For patients with Alzheimer’s disease, it helps to have a big head.

That’s the conclusion of a new study that examined the head circumferences of 270 participants in the Multi-Institutional Research in Alzheimer’s Genetic Epidemiology study (or MIRAGE for short). Apparently, the extra cranial capacity affords patients some cognitive reserve, resulting in better brain function at any given level of cerebral atrophy.

Researchers had previously noted an inverse relationship between cognitive performance and head circumference. But whether one’s “maximum attained brain size” affected the relationship between brain pathology and Alzheimer’s symptoms remained unknown, according to the new report.

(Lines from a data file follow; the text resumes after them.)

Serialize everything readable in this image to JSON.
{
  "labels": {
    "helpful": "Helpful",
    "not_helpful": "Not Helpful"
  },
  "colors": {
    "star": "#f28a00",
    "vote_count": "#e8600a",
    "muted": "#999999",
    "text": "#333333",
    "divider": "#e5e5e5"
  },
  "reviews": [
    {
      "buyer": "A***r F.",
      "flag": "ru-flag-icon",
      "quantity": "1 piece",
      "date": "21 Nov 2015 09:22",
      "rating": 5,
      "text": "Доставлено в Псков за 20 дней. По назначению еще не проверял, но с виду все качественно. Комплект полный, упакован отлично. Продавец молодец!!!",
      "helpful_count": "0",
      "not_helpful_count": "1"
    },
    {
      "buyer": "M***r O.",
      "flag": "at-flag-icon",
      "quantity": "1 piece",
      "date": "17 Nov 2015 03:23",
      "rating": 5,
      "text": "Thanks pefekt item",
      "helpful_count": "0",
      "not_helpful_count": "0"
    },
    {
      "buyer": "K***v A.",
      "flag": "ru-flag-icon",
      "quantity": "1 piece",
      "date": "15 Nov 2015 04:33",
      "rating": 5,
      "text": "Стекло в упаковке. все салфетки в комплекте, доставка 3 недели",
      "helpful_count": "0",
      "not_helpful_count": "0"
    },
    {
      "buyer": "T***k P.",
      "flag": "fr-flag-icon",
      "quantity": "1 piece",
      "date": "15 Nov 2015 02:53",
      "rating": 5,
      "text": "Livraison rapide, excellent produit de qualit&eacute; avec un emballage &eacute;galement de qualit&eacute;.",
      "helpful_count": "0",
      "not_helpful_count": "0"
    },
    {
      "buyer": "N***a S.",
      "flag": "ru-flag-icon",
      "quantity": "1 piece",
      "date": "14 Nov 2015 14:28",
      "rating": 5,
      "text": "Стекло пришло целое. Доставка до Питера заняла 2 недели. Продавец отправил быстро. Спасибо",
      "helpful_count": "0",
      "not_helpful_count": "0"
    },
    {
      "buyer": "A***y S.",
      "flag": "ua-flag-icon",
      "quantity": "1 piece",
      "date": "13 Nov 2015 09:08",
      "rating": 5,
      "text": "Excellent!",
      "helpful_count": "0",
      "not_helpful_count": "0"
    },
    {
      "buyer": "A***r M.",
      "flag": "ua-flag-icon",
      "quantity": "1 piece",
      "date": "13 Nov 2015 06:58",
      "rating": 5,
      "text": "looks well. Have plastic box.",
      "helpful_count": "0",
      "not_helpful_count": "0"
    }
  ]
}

To find out, German researchers working on the MIRAGE study gathered all sorts of data on 270 patients, whose average age was 75. They measured their heads (as a proxy for brain volume). They gave them MRI scans to ascertain their degree of cerebral atrophy (as a proxy for the damage wrought by Alzheimer’s). They took blood to see which variant of the APOE gene was in their DNA (having one or two copies of the e4 version of APOE is thought to increase one’s risk of Alzheimer’s). They looked up the results of each patient’s most recent mini-mental state examination (MMSE) to measure cognitive function. They also took into account each patient’s age and ethnicity, how long they’d had Alzheimer’s and whether they had diabetes, hypertension or major depression.

Not surprisingly, the researchers found that patients with higher MMSE scores had less severe brain atrophy and had been diagnosed more recently. But head circumference seemed to have no bearing on it.

Then they adjusted their equations to look specifically for a relationship between brain atrophy and head circumference. At all levels of atrophy, patients with bigger heads were able to get higher MMSE scores than their smaller-headed counterparts.

“Our results support the concept of BR [brain reserve] and underline the importance of optimal neurological development in early life,” the researchers wrote.

How early? If you can read this, it’s probably too late for you.

Studies show that brains reach 93% of their maximum size when they are only 6 years old. Bigger brains have more neurons, as well as more connections between them. Genetics plays a role, but so do external factors such as nutrition, central nervous system infections and brain injury early in life.

The upshot is that Alzheimer’s prevention efforts should be geared toward the preschool set, the German researchers suggested. Here’s how they put it:

“The improvement of perinatal and early life conditions could significantly increase BR in the population, which in turn may have an impact on the risk of developing AD [Alzheimer’s disease] or the severity of symptoms in AD.”

The results will be published in Tuesday’s edition of the journal Neurology.